Ma compréhension aujourd’hui est plutôt historique et l’entrevue renferme des éléments historiques. Par exemple, sa déclaration sur Michèle Bennett était politique à cette époque, mais historique aujourd’hui.

Les archives parlent mieux que les informations, je crois. Raison pour laquelle je redonne vie aux archives à cause de l’histoire en historicité et par historicisme.

Enfin, je suis aussi mieux outillé maintenant pour apprécier l’homme dans son action, et pris dans un contexte.

Je ne fais plus de politique active partisane, car les émotions sont mauvaise conseillère. Je développe des émotions et des préjugés malgré mon recul dans la rigueur et dans la raison. Je ne saurais jeter Roger Lafontant aujourd’hui en accueillant l’ambassadeur français par exemple par diplomatie. Après les grands procès de l’histoire, oui. Ce contentieux est encore vivant en G FLoyd d’ailleurs. Roger à commis des erreurs graves, Kissinger encore pire.

Dr. Roger Lafontant

Il a aimé son pays, mais il l’a mal servi, l’histoire lui réclame son dû. Michèle B Duvalier elle, circule librement. Edo Zenny lui vante des mérites tandis qu’un ancien gouverneur républicain compare le mal de Trump à 100 jours des élections à l’ère disgracieuse de Duvalier & makouts. Roger l’a pourtant mise à nu lors de cette entrevue. Doit-on lui dire merci à titre posthume ? À chacun ses responsabilités. Pourquoi condamner une fois de plus cet homme si la République ne réclame pas son dû à Michèle, fixant une fois pour toutes Nicolas qui fait l’apologie du crime politique du clan et vivant de l’argent du crime sous prétexte que la culpabilité n’est pas héréditaire. L’apologie du crime est tout aussi criminelle par Duvalier comme pour les nazis. Mieux, l’argent du crime est saisissable. 

  • 00:37, sénateur X : «Même quand il marche l’oiseau montre qu’il a des ailes».
  • 07:47, parles-tu, de Roger qui s’accordait la vertu ?
  • 08:09, sénateur X : «Je parle du sieur Albertini qui, d’un simple éclaircissement d’un fait banal, a rédigé un résumé de thèse de Philosophie de l’Histoire, qui s’intitulerait « Histoire et Politique, une étude du cas de Roger Lafontant dans le duvaliérisme père et fils« ».
  • 08:34, j’ai les réactions d’un brillant avocat dit-on au pays qui l’a confronté autrefois et servi dans ses besoins de défense. Puis-je associer le contenu de ces échanges au texte que je lui demande d’être autorisé à publier, question d’histoire ? Le mieux ce serait d’identifier tous les interlocuteurs sinon la leçon ne passera pas. En dehors de cela et ce qui serait dommage, c’est de publier une partie sous couvert de l’anonymat, ce qui ressemblerait à un montage. L’histoire nous rattrape, vivant. 
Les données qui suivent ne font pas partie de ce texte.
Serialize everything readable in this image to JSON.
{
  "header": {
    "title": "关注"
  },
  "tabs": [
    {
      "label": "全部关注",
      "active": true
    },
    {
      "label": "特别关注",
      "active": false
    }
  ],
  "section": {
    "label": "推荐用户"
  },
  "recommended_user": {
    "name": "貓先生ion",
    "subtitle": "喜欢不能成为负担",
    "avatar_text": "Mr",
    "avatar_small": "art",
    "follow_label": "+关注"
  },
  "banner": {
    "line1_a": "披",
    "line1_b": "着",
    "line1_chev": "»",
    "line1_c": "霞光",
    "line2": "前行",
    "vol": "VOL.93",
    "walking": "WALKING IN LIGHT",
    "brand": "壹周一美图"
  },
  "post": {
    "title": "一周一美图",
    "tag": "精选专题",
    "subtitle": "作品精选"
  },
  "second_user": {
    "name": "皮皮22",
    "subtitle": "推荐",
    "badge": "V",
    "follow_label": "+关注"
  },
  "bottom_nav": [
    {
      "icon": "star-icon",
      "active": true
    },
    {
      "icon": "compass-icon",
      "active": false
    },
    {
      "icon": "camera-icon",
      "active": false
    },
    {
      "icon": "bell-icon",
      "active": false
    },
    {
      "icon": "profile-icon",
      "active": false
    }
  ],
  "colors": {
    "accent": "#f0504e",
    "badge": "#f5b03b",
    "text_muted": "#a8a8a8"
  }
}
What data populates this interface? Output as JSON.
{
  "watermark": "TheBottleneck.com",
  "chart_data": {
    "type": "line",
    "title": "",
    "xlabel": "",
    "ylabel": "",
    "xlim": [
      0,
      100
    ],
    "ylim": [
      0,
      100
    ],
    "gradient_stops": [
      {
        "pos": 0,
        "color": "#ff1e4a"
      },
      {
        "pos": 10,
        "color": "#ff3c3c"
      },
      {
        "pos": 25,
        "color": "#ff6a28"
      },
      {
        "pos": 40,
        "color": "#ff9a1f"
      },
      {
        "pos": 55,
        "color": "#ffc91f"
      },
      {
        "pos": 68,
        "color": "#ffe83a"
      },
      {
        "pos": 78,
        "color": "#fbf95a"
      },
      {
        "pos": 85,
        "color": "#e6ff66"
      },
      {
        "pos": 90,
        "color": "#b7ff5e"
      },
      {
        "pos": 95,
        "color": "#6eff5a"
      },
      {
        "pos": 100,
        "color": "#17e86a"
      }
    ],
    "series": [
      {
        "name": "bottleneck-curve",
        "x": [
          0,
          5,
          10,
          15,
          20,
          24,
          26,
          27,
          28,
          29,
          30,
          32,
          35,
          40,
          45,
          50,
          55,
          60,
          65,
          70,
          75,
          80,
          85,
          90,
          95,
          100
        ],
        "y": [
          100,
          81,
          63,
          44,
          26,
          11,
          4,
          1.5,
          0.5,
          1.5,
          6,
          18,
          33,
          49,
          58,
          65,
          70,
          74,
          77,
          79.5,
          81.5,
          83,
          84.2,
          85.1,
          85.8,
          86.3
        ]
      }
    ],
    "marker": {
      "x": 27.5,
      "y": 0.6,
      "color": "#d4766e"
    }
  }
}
J’ai retenu étude syncrétique évoquée plus haut, parce que je suis ici dans la perception d’une part, je voulais étudier les faits, les réactions, les personnages du théâtre, ce dans un contexte tout aussi éclectique que global, et d’autre part, lequel contexte me faisait défaut a priori. Beaucoup d’eaux ont coulé sous le pont…poussières, d’autres coupables. 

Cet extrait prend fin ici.